If cheaper/faster safe-cooperation mechanisms are developed later (such as exposing a frozen object to the content code instead of the JSON pipe), those can be added without affecting existing code, by passing new properties into the creation API, and making new objects available in the content code's namespace.

If new authorities are defined and made available to content code, they will be enabled by passing new properties into the creation API. For example, to allow content code to use credentials like cookies, a specific cookie-access-granting object must be passed in through the creation API.


Can content code use require() to import code? suggestion: no. allow just enough code inside the frame to enable UI actions, and put the majority of the code up in the creator. OTOH, it will make life easier to allow non-authority-bearing libraries to be imported anywhere that code can be run: this will encourage the creation of e.g. RPC libraries to cross the JSON-pipe boundary, and UI libraries to implement common widgets.

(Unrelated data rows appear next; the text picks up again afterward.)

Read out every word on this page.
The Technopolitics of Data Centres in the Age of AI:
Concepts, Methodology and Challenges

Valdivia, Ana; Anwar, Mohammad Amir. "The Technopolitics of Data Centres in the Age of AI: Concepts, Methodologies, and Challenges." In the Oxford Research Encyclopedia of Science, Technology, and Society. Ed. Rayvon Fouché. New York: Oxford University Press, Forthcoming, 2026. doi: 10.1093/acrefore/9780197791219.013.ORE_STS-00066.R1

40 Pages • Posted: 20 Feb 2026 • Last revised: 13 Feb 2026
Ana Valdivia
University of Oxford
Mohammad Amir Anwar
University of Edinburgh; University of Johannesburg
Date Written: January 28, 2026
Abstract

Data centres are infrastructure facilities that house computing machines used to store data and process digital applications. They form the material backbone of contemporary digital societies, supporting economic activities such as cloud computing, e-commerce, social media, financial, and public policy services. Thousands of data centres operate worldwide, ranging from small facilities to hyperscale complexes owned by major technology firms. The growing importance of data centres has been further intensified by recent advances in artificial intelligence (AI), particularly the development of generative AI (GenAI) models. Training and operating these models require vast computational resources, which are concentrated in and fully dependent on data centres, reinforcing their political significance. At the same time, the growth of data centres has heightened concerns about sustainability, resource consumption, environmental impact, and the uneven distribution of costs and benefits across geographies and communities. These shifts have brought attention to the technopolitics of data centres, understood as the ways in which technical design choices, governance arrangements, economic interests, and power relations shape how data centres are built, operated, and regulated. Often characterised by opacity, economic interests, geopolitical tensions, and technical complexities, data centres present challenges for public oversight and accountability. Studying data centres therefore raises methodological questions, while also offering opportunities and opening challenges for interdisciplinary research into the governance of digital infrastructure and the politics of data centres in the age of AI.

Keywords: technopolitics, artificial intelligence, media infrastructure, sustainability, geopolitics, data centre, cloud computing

Is there any point to creating a content frame with a URL that points to an external web page? Maybe as a starting point we should only allow bundled resources, using JEP106 data.url() URLs. This would also address the question of what to use as the base for interpreting relative URLs.

Other issues:

  • if the content HTML can use IMG tags or other resource-fetch-causing elements, and we allow remote-site GETs for those resources, what authorization credentials (cookies and HTTP auth) should be included, if any? (by default, credentials should NOT be included)
  • how should relative URLs inside the content HTML be interpreted?
  • if we allow javascript to run inside the frame, what authorities should it have? (by default, it should have none)
  • how should javascript inside the frame communicate with the top-level code which created it?
  • implementation will depend upon platform details. These content frames are most likely to be implemented with Chrome IFrames (?), which have specific rules regarding how isolated they can be.
  • we could use content: HTML or url: URL to distinguish between content-providing mechanisms, instead of a URL marker class
  • we need to define the context/origin of each frame, to explain how relative URLs are interpreted, and how same-origin works, etc. I think that raw HTML content and URLs that begin with slash should both be treated as being "local", with all contents coming from the bundled resources, and deny access to external resources.
  • similarly, I think that frames loaded from external URLs should not get access to local bundled resources, which can be accomplished by saying that relative URLs are interpreted relative to the external URL, and that there are no other URLs which reference bundled resources.
  • David-Sarah Hopwood suggests splitting the authorities into two pieces: those that allow scripting of the frame content, and those that allow external network access. This is probably easier to implement than changing the way that the JS is handled.

Use Cases

Any add-on which wants to display information to the user that is more complicated than a single icon or menu item.